Art. 62 – Não são abrangidos pelo regime previsto neste capítulo:

I – os empregados que exercem atividade externa incompatível com a fixação de horário de trabalho, devendo tal condição ser anotada na Carteira de Trabalho e Previdência Social e no registro de empregados;

II – os gerentes, assim considerados os exercentes de cargos e gestão, aos quais se equiparam, para efeito do disposto neste artigo, os diretores e chefes de departamento ou filial.

§ único – O regime previsto neste capítulo será aplicável aos empregados mencionados no inciso II deste artigo, quando o salário do cargo de confiança, compreendendo a gratificação de função, se houver, for inferior ao valor do respectivo salário efetivo acrescido de 40%.

O art. 62 da CLT, excepciona os empregados que são dispensados do controle de jornada, mas é bastante rígida a sua aplicação  do ponto de vista da jurisprudência.

Entende-se que o “poder de gestão” deve ser exercido de forma plena, para que se caracterize a função de confiança. De forma plena, quer dizer que existe nas mãos desse empregado o poder de DECIDIR (sozinho) sobre as admissões, penalizações, e demissões dos seus subordinados diretos.
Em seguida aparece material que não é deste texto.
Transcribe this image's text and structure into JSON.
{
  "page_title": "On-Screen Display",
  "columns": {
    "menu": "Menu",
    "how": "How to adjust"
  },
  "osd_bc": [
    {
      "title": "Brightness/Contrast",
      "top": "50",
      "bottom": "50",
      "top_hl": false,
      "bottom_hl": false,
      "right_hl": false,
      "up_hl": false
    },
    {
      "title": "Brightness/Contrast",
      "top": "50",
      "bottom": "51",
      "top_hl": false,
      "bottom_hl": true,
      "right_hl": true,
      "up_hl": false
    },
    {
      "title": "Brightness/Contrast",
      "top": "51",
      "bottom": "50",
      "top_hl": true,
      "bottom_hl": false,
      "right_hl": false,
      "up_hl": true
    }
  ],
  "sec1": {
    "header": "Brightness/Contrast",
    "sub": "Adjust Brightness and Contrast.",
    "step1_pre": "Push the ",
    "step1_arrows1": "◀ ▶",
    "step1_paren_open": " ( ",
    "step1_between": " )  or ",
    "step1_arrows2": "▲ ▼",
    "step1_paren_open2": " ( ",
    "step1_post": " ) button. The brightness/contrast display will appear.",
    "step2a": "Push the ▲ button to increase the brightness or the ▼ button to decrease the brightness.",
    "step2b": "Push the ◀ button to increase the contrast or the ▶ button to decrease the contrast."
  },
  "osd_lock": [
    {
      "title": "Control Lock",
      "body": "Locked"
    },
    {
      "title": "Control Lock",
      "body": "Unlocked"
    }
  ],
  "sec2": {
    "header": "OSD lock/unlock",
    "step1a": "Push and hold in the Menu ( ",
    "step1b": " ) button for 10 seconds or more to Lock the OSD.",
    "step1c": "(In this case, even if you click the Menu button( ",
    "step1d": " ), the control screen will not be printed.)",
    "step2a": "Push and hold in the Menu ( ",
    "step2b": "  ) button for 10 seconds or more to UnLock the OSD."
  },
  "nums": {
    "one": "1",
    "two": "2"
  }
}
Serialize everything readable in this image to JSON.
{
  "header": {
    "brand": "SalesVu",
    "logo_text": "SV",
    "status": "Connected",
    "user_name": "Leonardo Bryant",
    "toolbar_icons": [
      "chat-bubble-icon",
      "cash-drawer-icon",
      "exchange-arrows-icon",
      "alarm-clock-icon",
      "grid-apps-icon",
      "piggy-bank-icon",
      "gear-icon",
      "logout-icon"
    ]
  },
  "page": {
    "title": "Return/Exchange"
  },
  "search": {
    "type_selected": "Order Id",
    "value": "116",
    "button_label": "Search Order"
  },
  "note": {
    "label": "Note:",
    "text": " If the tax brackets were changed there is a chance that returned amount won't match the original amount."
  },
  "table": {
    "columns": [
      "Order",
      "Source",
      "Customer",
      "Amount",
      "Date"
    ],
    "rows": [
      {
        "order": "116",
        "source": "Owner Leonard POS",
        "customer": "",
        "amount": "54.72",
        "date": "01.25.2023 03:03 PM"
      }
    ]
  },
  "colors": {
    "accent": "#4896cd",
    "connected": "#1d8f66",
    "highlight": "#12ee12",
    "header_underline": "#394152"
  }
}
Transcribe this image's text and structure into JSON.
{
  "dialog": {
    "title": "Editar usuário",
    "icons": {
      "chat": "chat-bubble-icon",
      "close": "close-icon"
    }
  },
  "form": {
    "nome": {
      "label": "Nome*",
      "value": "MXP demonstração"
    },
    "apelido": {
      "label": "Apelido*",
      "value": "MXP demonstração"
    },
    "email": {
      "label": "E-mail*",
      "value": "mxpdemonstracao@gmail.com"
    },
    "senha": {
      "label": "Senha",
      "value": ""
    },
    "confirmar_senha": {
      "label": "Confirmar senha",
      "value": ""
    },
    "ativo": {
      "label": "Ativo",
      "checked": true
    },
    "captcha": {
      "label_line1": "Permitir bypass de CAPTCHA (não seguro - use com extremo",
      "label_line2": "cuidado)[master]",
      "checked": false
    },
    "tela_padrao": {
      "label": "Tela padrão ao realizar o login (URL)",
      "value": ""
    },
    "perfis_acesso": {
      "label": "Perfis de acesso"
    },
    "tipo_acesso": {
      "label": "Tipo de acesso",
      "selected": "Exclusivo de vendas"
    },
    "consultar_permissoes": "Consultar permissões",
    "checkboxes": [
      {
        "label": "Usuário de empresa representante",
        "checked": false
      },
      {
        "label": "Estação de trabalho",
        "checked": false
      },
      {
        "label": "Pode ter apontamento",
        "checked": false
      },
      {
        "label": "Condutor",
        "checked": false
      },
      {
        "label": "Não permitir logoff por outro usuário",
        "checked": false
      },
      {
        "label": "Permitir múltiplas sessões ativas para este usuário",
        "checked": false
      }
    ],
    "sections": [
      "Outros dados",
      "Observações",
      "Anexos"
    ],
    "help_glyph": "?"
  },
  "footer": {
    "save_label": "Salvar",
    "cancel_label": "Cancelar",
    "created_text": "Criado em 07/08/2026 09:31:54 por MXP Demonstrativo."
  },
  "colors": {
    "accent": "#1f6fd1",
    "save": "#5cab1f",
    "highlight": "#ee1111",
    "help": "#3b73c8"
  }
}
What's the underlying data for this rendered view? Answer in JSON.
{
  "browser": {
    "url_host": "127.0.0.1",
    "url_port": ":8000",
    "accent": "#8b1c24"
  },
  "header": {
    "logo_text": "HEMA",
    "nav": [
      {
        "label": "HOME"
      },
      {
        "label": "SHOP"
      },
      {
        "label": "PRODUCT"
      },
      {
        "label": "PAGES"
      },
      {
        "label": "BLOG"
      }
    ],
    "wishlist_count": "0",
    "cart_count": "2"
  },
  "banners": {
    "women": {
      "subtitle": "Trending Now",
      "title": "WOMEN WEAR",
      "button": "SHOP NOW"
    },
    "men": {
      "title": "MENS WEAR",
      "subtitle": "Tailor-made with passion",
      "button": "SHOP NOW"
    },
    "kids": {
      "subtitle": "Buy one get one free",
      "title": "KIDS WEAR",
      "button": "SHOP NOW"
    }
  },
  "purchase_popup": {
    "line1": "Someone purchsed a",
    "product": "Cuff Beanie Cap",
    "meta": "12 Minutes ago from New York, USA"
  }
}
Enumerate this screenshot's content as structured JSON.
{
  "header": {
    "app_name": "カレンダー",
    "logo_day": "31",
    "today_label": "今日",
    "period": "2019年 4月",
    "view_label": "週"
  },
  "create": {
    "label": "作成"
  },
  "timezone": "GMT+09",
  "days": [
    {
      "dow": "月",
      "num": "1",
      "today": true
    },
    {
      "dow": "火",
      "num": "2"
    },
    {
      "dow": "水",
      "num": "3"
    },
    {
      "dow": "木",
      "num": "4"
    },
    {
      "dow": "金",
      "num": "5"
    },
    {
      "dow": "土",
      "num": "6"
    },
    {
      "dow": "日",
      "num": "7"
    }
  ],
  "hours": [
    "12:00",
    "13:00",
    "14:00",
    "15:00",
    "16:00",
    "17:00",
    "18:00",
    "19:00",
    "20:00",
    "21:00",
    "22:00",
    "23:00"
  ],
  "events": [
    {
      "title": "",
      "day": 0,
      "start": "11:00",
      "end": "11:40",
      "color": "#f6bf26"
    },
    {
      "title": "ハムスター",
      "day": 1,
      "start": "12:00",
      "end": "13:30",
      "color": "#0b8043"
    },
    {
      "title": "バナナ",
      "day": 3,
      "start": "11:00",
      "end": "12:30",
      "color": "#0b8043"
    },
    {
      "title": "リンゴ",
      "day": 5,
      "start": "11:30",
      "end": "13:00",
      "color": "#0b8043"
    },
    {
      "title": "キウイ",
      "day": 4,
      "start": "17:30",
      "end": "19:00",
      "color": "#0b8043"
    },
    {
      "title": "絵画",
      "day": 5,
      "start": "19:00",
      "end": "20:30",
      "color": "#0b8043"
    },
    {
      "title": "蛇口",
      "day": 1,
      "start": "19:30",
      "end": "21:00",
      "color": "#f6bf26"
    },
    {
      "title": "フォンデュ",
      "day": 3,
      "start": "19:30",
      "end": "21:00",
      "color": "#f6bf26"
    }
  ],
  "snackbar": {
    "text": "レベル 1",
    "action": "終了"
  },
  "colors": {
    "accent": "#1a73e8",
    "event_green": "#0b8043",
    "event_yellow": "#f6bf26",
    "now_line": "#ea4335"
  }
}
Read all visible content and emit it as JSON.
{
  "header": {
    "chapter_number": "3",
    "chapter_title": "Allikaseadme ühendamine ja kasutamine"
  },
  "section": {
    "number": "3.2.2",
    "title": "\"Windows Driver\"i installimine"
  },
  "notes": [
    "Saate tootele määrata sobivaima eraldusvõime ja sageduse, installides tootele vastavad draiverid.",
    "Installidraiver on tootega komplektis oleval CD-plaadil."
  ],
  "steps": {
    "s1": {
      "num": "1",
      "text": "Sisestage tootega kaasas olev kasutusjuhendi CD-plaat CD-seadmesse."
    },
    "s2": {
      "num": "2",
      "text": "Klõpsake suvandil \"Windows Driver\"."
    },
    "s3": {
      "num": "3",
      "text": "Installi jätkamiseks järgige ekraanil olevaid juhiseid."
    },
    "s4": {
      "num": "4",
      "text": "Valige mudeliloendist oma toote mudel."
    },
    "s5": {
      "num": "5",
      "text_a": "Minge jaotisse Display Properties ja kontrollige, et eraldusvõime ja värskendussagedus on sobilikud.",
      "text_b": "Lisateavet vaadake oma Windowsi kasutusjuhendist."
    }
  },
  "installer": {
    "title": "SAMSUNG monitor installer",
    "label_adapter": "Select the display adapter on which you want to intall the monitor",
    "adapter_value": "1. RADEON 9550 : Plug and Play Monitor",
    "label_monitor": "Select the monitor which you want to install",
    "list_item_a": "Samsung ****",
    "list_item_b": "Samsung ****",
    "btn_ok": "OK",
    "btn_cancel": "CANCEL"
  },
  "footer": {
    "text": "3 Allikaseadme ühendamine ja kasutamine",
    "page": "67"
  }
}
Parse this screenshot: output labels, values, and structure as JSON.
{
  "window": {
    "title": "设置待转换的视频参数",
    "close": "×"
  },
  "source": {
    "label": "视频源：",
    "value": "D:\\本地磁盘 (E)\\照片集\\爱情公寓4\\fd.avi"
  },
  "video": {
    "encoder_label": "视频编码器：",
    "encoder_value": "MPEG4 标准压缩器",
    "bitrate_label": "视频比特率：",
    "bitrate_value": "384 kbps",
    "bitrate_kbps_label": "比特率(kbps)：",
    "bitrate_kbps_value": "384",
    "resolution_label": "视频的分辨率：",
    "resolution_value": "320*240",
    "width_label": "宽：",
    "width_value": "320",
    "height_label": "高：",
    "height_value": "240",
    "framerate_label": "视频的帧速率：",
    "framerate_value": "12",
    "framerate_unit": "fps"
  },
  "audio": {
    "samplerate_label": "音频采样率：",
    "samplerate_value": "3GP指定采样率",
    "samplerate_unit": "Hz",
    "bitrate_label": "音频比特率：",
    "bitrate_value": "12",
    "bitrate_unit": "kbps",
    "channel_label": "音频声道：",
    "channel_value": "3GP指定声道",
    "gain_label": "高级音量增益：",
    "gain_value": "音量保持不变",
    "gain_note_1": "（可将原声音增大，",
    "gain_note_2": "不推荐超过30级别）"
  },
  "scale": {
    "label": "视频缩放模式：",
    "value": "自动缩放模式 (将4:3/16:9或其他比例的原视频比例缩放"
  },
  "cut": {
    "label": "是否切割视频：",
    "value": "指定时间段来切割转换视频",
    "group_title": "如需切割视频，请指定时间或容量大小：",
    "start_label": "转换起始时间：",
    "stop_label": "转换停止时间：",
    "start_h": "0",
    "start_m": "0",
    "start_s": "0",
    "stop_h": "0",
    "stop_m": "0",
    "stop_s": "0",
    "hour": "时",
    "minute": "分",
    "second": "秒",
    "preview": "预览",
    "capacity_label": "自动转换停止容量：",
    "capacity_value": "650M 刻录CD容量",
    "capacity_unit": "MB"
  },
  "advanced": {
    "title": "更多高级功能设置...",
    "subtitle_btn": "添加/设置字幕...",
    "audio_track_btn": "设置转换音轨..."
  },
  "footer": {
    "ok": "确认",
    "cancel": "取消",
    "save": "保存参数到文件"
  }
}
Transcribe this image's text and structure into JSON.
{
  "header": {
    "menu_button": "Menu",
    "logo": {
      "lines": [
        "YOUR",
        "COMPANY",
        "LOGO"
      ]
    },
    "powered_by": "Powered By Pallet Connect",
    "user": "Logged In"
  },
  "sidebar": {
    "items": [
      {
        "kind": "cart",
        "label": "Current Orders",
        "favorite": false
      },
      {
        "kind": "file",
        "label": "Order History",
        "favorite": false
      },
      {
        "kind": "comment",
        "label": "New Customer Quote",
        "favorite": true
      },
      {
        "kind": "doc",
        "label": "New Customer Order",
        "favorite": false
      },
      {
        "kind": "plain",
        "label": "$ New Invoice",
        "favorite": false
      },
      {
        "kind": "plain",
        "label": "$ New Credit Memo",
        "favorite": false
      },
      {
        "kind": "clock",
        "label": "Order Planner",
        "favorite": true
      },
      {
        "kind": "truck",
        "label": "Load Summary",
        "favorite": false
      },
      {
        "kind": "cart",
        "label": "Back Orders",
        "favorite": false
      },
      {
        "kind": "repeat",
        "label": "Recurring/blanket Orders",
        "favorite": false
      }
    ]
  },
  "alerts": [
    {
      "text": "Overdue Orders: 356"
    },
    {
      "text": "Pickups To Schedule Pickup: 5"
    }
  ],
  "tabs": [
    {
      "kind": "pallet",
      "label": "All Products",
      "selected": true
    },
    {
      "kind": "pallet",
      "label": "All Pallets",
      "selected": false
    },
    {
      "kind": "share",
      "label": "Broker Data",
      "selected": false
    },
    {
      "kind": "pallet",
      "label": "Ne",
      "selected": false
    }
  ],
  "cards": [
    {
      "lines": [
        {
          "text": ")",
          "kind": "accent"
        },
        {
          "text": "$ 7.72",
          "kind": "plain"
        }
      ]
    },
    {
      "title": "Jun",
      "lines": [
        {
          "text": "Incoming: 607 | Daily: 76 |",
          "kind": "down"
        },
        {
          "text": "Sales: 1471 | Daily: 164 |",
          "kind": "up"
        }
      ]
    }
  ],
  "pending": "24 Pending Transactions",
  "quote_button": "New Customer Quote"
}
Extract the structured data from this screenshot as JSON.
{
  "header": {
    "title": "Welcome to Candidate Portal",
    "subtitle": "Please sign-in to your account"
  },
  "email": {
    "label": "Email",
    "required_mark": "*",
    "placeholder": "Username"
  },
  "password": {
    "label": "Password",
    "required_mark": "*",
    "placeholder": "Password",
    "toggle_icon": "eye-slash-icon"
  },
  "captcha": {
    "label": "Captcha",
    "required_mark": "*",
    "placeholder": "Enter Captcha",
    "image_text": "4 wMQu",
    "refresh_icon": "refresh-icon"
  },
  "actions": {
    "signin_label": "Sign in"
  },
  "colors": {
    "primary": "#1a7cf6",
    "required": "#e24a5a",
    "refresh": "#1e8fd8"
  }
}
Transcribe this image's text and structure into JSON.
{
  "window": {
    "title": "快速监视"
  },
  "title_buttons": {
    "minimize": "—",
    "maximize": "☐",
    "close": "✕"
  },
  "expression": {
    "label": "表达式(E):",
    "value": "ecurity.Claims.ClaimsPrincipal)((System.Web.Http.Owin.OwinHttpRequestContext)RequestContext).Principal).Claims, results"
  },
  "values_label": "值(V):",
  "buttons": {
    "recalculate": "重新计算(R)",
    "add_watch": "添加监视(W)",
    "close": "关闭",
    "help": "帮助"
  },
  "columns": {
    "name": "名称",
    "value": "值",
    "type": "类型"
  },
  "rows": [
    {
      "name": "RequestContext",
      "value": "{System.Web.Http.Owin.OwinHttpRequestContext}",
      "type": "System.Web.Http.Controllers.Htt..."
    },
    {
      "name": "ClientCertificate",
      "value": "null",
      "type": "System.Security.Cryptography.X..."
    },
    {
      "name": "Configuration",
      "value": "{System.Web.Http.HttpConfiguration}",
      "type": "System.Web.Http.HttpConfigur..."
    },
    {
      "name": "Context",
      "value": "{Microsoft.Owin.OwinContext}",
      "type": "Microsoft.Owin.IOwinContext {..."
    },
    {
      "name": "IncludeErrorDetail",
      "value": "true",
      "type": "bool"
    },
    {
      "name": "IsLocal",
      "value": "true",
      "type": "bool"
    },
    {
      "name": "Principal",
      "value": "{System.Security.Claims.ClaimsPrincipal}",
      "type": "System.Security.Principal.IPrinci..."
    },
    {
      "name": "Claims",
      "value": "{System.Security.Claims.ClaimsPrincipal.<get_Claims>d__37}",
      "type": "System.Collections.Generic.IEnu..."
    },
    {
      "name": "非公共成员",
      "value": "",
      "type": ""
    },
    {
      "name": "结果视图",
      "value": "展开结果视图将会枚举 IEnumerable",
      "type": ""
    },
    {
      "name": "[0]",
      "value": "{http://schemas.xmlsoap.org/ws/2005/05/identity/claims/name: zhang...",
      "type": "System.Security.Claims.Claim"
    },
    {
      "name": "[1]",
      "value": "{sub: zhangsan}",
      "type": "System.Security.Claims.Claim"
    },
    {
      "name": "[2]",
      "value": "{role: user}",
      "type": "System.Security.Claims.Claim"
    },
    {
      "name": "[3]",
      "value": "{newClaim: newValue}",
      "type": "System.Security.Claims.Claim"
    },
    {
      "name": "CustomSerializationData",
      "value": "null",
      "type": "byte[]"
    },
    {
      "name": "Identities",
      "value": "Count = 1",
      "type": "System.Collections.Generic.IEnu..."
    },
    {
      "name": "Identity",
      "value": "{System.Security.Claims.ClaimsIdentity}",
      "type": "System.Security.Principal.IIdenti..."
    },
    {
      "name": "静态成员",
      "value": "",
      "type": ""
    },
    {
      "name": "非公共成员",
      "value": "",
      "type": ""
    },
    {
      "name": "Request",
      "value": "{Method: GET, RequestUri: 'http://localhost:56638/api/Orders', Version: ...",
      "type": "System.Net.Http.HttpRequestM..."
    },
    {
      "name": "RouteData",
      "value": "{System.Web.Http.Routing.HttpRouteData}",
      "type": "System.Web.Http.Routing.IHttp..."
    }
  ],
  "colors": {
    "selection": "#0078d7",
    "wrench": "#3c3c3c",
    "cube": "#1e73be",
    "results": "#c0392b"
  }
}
Pode até ser ordenada a contratação ou demissão de algum subordinado e essa ser vetada, mas só será aceito o veto se for por uma justificativa legal. Pex. o novo contratado não passou no exame admissional; o escalado por ele para ser demitido gozava de uma estabilidade e por isso não foi desligado, etc.

Contrário a isso, mesmo recebendo salário elevado [40% mais que o seu subordinado mais próximo hierarquicamente]  e sendo tratado como exercente de cargo de confiança, há sim o risco iminente desse ser considerado regido pela regra geral, que é o de sofrer controle de ponto e ser beneficiado com o direito ao recebimento de horas extras. Isso na prática significa dizer que pode esse empregado estar gerando passivo trabalhista de horas extras e reflexos, pois normalmente os chefes sempre prolongam a jornada normal de trabalho.

Sds. Marcos Alencar.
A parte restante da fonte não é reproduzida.